Here's Vice President Joe Biden in 2009.
Joe Biden: When Barack Obama and I were literally sitting at a desk in a high-rise in Chicago beginning to plan how we would try to get this economy out a ditch, literally, the first guy I called was John Corzine.
But Corzine also came with baggage. He had lost his bid for re-election as governor of New Jersey; and years earlier, he had been forced out of the leadership of Goldman Sachs. There was unfinished business.
William Cohan: He wanted to come back to Wall Street and prove that his partners had been wrong about getting rid of him at Goldman Sachs.
William Cohan is a contributing editor at Vanity Fair, and interviewed Corzine for his book, "Money and Power."
Cohan: He was going to bring in a new team. They weren't taking enough risk, he told me. So he was swingin' from the fences from day one.
For a struggling firm like MF Global, it was a big morale booster.
Rich Iliczyszyn: I was sipping the Kool-Aid at that time.
Rich Iliczyszyn was a trader with MF Global. He welcomed Corzine's high profile and clout.
Iliczyszyn: Especially with the climate -- with regulation, everything -- my first inclination is, he's going to have political connections. This is going to be great for the company, you know.
To turn MF Global around fast, Corzine decided to take the firm's money and make a big bet on sovereign debt from Italy, Portugal, Ireland and Spain. They were derivative deals -- which, thanks to an accounting trick, allowed MF Global to book profits immediately. But the newfound health was an illusion.
None of this was disclosed to MF Global's customers, many of whom were from Main Street. Steve Meyers, owner of Grainbelt Commodities, used MF Global to trade futures on behalf of scores of farmers and ranchers in the Midwest.
Steve Meyers: I never knew before that they could invest money in overseas, in markets or sovereign debt. Had I known that, I would have pulled out immediately.
Corzine was also leveraging his bets by borrowing money from MF Global's customer deposits to fund trades for the firm's own account, something called internal repo. At the same time, regulators were looking hard at this practice. During the summer of 2011, the Commodity Futures Trading Commission, the CFTC, was debating whether to ban internal repo transactions. Corzine went straight at the regulators, meeting with the commissioners on two different occasions.

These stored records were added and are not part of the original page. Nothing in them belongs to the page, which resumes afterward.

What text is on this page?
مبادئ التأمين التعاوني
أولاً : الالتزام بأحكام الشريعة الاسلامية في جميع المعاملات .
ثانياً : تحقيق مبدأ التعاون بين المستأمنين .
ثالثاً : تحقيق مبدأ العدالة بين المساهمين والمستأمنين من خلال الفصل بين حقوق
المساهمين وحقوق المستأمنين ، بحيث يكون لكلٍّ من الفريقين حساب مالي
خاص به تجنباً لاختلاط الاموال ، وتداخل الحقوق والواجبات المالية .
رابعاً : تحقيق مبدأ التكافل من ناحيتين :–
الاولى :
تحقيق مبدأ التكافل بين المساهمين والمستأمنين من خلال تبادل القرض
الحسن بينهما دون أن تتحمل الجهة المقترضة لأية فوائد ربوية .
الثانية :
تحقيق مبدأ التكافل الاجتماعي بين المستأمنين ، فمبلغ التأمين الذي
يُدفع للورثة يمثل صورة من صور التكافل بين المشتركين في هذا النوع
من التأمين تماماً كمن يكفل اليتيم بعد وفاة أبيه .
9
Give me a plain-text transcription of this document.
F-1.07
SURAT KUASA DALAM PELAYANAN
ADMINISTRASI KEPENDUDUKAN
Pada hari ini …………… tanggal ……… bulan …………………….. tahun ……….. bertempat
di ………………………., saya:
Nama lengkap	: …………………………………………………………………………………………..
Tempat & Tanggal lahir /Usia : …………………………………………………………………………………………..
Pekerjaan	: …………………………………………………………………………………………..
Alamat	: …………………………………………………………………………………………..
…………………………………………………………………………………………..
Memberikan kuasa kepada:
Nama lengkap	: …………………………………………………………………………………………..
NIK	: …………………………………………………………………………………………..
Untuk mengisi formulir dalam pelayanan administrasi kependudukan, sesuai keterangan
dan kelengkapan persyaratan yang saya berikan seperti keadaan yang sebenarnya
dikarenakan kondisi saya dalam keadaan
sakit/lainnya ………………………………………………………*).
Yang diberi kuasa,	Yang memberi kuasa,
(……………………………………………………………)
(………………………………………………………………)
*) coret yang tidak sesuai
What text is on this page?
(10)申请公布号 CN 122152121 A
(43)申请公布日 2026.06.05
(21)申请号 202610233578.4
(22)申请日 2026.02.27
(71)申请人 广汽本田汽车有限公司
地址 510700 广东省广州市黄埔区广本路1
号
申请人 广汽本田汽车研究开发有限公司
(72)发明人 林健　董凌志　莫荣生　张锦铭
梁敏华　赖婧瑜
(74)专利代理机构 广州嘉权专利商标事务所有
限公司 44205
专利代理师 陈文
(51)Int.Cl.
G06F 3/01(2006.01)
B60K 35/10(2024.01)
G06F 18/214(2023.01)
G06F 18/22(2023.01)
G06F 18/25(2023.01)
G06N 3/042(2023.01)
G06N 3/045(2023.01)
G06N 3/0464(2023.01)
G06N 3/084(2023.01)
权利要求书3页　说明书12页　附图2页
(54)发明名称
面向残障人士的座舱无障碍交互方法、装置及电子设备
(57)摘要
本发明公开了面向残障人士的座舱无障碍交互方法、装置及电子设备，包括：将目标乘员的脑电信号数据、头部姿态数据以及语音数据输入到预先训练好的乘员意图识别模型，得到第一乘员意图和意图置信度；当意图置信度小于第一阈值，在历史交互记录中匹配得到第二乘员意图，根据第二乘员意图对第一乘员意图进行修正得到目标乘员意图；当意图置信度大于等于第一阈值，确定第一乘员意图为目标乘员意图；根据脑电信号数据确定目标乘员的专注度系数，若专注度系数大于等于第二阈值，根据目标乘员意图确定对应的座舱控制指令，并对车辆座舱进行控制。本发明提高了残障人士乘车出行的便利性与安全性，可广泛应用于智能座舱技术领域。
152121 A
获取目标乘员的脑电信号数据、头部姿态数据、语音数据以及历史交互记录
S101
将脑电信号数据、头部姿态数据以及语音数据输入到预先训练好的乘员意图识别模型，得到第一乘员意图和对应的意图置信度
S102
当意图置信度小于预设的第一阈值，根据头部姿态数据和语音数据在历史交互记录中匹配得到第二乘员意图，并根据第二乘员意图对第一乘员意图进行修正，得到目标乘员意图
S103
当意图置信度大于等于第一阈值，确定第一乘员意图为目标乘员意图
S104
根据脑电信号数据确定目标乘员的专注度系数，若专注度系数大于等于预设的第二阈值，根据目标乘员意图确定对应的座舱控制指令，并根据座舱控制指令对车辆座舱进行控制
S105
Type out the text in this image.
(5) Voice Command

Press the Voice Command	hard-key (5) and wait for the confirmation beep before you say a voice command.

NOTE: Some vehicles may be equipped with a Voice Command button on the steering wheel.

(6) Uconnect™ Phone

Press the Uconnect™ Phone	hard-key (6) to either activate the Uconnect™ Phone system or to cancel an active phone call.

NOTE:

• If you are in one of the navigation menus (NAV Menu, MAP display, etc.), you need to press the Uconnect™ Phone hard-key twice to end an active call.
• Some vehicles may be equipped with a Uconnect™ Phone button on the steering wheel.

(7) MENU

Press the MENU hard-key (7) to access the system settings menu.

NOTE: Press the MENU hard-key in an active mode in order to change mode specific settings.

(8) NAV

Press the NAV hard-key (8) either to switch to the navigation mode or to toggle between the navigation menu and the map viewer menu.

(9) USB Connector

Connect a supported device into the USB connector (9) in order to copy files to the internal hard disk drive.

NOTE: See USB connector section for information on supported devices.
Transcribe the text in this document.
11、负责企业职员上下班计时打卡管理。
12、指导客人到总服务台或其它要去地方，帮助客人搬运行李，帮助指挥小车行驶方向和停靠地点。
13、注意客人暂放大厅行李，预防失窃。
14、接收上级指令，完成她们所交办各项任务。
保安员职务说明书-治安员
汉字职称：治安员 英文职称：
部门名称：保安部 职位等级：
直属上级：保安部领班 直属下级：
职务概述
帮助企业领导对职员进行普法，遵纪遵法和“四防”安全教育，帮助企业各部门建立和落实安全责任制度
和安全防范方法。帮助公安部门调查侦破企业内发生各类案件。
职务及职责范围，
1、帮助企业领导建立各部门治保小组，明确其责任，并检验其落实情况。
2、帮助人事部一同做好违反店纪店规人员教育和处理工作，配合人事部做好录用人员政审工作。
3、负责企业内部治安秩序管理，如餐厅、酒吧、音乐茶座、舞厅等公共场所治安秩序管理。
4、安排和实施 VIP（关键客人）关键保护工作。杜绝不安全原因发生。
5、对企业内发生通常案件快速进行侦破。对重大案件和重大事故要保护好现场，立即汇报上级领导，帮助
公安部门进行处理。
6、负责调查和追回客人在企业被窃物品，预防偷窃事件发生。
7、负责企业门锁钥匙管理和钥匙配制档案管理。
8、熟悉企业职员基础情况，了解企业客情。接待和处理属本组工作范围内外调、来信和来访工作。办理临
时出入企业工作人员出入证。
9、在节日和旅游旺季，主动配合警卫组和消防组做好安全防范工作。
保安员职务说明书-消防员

Bart Chilton: He's an impressive man. And he made a good case. And when he told me that we were making a big mistake, it certainly put some doubt into my mind.
Bart Chilton is a CFTC commissioner. He says Corzine was persuasive.
Chilton: He was one of the more prominent individuals who came in and told us that we had gotten it wrong and shouldn't do what we had suggested in our proposal. And that they were doing everything appropriate with regard to these internal repos.
The regulators backed off.
By August of 2011, MF Global had amassed $6 billion worth of bets on European debt. The company's board was so alarmed at the internal borrowing that it ordered Corzine to halt the European trades.
But another regulator, FINRA, was on to MF Global. Its concerns about Corzine's $6 billion bet spilled into public sight after the company reported a big quarterly loss. Worried that Europe would default on its bonds, MF Global investors panicked.
The collapse was rapid. Unable to find a buyer, MF Global filed for bankruptcy protection last October.
Chilton: This is a big bucket full of cold water in regulators' face.
CFTC Commissioner Bart Chilton.
Chilton: It's a wake-up call that says, "You've got to take a fresh look at what's going on in the markets. You've got to better protect -- for customers' interests."
The CFTC has since banned internal repos.
The MF Global affair is still being resolved. One of the issues Corzine has had to answer for: what happened to $1.2 billion in customer money that went missing in the company's final days? Some still hasn't been found.
For Frontline and Marketplace, I'm Martin Smith.
Ryssdal: The concluding episode of Frontline's "Money, Power and Wall Street" airs tonight on PBS.